I'd like to believe those challenges, more so than the money, are too much for Patrick - or any top-tier athlete - to ignore. Kind of like being the best hitter or pitcher in an independent baseball league wanting to know how they would do against the Yankees or Phillies. Sure, the money is better, but the stage is also larger, the lights brighter. (Ed: Please remember, IndyCar fans, he's not saying NASCAR is better, just bigger ... for now.)
Some say should she stay in IndyCar until she becomes a "proven" winner, capable of getting to Victory Lane anytime she straps in. If that's the criteria, she can strive for that status in NASCAR just as well - and at the same time put an end to the start-and-stop development cycle she's in now.
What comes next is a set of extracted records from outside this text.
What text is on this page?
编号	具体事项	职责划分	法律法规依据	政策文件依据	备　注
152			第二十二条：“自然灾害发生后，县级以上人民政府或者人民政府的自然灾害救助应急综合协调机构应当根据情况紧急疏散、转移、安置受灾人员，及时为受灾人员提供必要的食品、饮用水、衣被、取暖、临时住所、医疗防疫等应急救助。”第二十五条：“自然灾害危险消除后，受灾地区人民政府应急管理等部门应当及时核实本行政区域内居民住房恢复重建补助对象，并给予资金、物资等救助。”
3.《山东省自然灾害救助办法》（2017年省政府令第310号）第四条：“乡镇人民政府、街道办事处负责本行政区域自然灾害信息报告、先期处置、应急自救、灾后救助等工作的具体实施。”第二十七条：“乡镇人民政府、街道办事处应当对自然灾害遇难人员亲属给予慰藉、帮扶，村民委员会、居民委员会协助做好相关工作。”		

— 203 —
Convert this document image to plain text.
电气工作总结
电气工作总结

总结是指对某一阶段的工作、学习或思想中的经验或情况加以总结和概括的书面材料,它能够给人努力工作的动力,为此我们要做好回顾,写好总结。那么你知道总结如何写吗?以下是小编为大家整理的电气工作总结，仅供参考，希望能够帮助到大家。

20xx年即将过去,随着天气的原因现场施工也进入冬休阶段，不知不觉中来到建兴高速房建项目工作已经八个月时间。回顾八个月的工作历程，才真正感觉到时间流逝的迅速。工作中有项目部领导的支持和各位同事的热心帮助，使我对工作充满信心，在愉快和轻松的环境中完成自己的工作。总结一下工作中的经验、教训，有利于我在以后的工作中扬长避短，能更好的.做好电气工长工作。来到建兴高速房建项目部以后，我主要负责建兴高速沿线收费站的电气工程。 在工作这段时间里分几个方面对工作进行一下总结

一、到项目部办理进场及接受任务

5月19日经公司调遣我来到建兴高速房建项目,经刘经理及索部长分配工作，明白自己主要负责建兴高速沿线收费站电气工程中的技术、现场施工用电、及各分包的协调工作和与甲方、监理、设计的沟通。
Don't cry for me, Argentina ...
IndyCar will survive without her. I'm sure CEO Randy Bernard will make a case to Patrick for staying - hopefully not as desperate sounding as his interview with her at Motegi last season - but he's also smart enough to realize there's no need to mortgage the farm just to keep her in the series.
There are a lot of talented young drivers - some Americans, some not - on the cusp of making it into IndyCar, as well as a solid core of veterans. Title sponsor IZOD has done great things promoting the series and its drivers, and there is a lot of interest in the new car coming in 2012.
IndyCar's future is bright, with or without Patrick. Conversely, Patrick's future is bright, with or without IndyCar. That should be enough for fans of both.